Holiness Is What We Need
How often do we think thoughts like these: “If only the people in our church were more committed, our fellowship would grow faster... . If only our team members had more boldness in evangelism, our outreach would be more fruitful... . If only my family members had more faith, God could do miracles and meet our needs... . If only my husband would treat me with more understanding, my home life would be happier...”
Even if we don’t say it, most of the time we believe the reason why God can’t move or bless as He promised in His Word is because the fault lies with others. We are blind to our own need for greater holiness, brokenness and humility. That’s why we pray for God to change those around us when all the while, God longs to change us.
What is holiness? The meaning of holiness is described in the dictionary with words such as piety, sanctity, godliness, saintliness, consecration (being set apart), devoutness, devotion and purity.
It’s difficult for us to imagine how holiness looks in someone’s life until we realize it’s the very nature and character of our God: “I the Lord your God am holy” (Leviticus 19:2).
This, and many other Scriptures, tells us God is holy. If we want to know what holiness is, all we need to do is observe our God. This became possible when Jesus took on human form and walked on this earth. He lived and served God in complete holiness. This means He was wholly set apart and devoted to His Father in heaven, seeking only to do His will. That’s why He did not spare Himself but was obedient unto death on the cross.
There was no impurity, such as pride, pretense or seeking honor, in His motives, thoughts, words and actions. Neither was there any selfish ambition in His ministry nor a double standard in His private and public life.
Looking at Jesus, we come to the conclusion that holiness is living and serving God with no mixture of self-life.
To be holy is to be Christlike. That’s what God desires for us to become:
Like the Holy One who called you, be holy yourselves also in all your behavior; because it is written, “You shall be holy, for I am holy” (1 Peter 1:15–16).
He chose us in Him before the foundation of the world, that we should be holy and blameless before Him (Ephesians 1:4).
What helps us become more holy?
1. Accepting God’s correction and discipline in all those areas not wholly given to Him: “...but He disciplines us for our good, that we may share His holiness” (Hebrews 12:10).
2. Our own commitment to separation and cleansing from those things that promote self-life, such as setting our affection on the things of this world, an unwillingness to submit and seeking our own interests instead of God’s will. “Let us cleanse ourselves from all defilement of flesh and spirit, perfecting holiness in the fear of God” (2 Corinthians 7:1).

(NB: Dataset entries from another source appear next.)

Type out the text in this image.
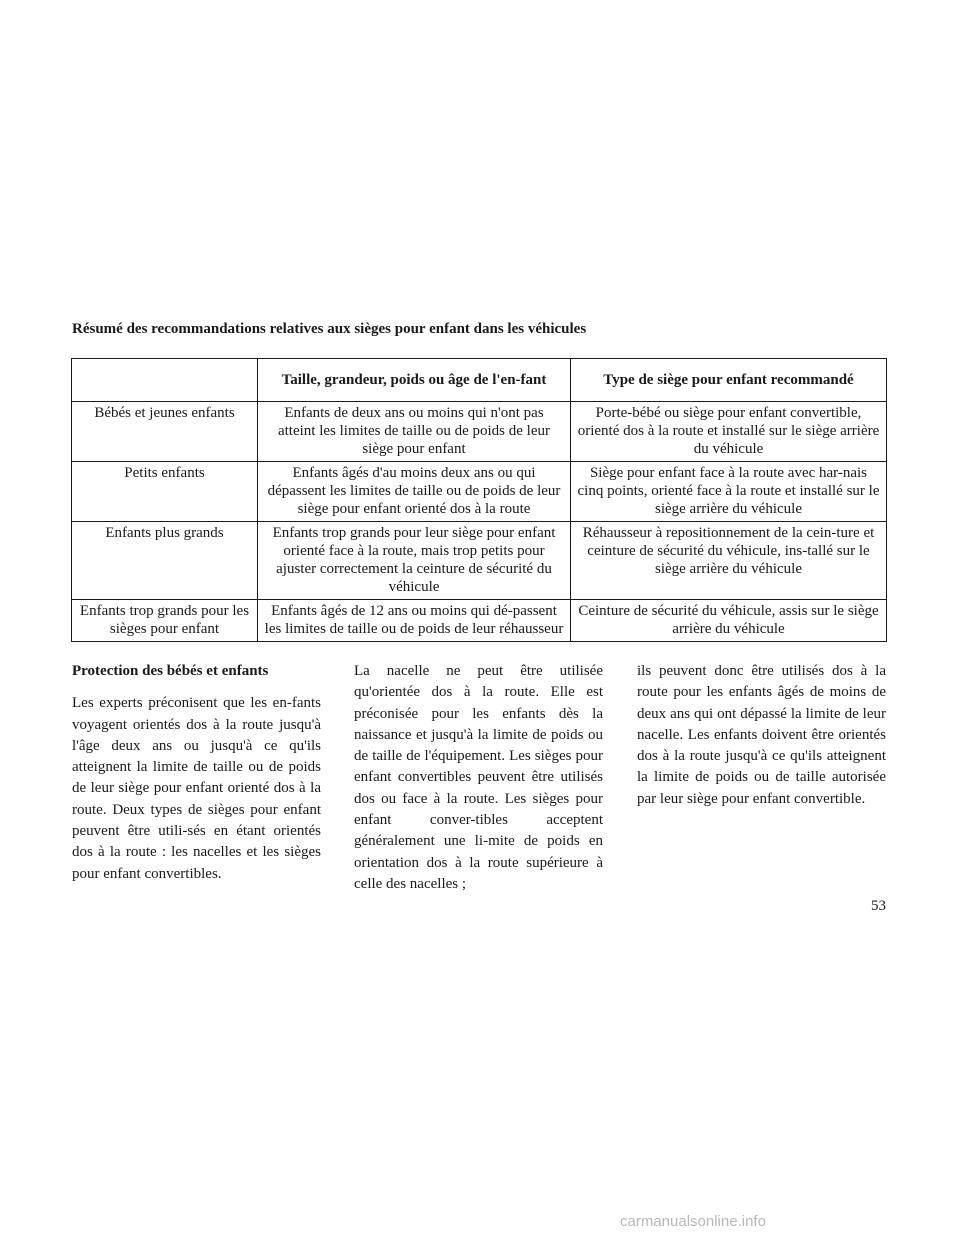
Résumé des recommandations relatives aux sièges pour enfant dans les véhicules
	Taille, grandeur, poids ou âge de l'en-fant	Type de siège pour enfant recommandé
Bébés et jeunes enfants	Enfants de deux ans ou moins qui n'ont pas atteint les limites de taille ou de poids de leur siège pour enfant	Porte-bébé ou siège pour enfant convertible, orienté dos à la route et installé sur le siège arrière du véhicule
Petits enfants	Enfants âgés d'au moins deux ans ou qui dépassent les limites de taille ou de poids de leur siège pour enfant orienté dos à la route	Siège pour enfant face à la route avec har-nais cinq points, orienté face à la route et installé sur le siège arrière du véhicule
Enfants plus grands	Enfants trop grands pour leur siège pour enfant orienté face à la route, mais trop petits pour ajuster correctement la ceinture de sécurité du véhicule	Réhausseur à repositionnement de la cein-ture et ceinture de sécurité du véhicule, ins-tallé sur le siège arrière du véhicule
Enfants trop grands pour les sièges pour enfant	Enfants âgés de 12 ans ou moins qui dé-passent les limites de taille ou de poids de leur réhausseur	Ceinture de sécurité du véhicule, assis sur le siège arrière du véhicule

Protection des bébés et enfants

Les experts préconisent que les en-fants voyagent orientés dos à la route jusqu'à l'âge deux ans ou jusqu'à ce qu'ils atteignent la limite de taille ou de poids de leur siège pour enfant orienté dos à la route. Deux types de sièges pour enfant peuvent être utili-sés en étant orientés dos à la route : les nacelles et les sièges pour enfant convertibles.

La nacelle ne peut être utilisée qu'orientée dos à la route. Elle est préconisée pour les enfants dès la naissance et jusqu'à la limite de poids ou de taille de l'équipement. Les sièges pour enfant convertibles peuvent être utilisés dos ou face à la route. Les sièges pour enfant conver-tibles acceptent généralement une li-mite de poids en orientation dos à la route supérieure à celle des nacelles ;

ils peuvent donc être utilisés dos à la route pour les enfants âgés de moins de deux ans qui ont dépassé la limite de leur nacelle. Les enfants doivent être orientés dos à la route jusqu'à ce qu'ils atteignent la limite de poids ou de taille autorisée par leur siège pour enfant convertible.

53
carmanualsonline.info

What effect has our greater holiness on our ministry and others?
The holier, and therefore more pure, our walk with God becomes, the brighter the light of the Gospel shines through us—without us trying to make it happen. People will automatically encounter Jesus when they meet us. Our message will be clearer and less hindered by our self-life, drawing people to Jesus.
God will have to spend less time dealing with our selfish motives and setting our hearts right before He can use us. We will be available to serve Him whenever He chooses.
When other believers come in contact with us, they will recognize their own need to grow and change. That’s what happened when people met Jesus.
Dear Sister, because God desires holiness for our lives, let us long for it as well and yield to Him when He works on us to bring it about.
May you experience God’s love and closeness each day.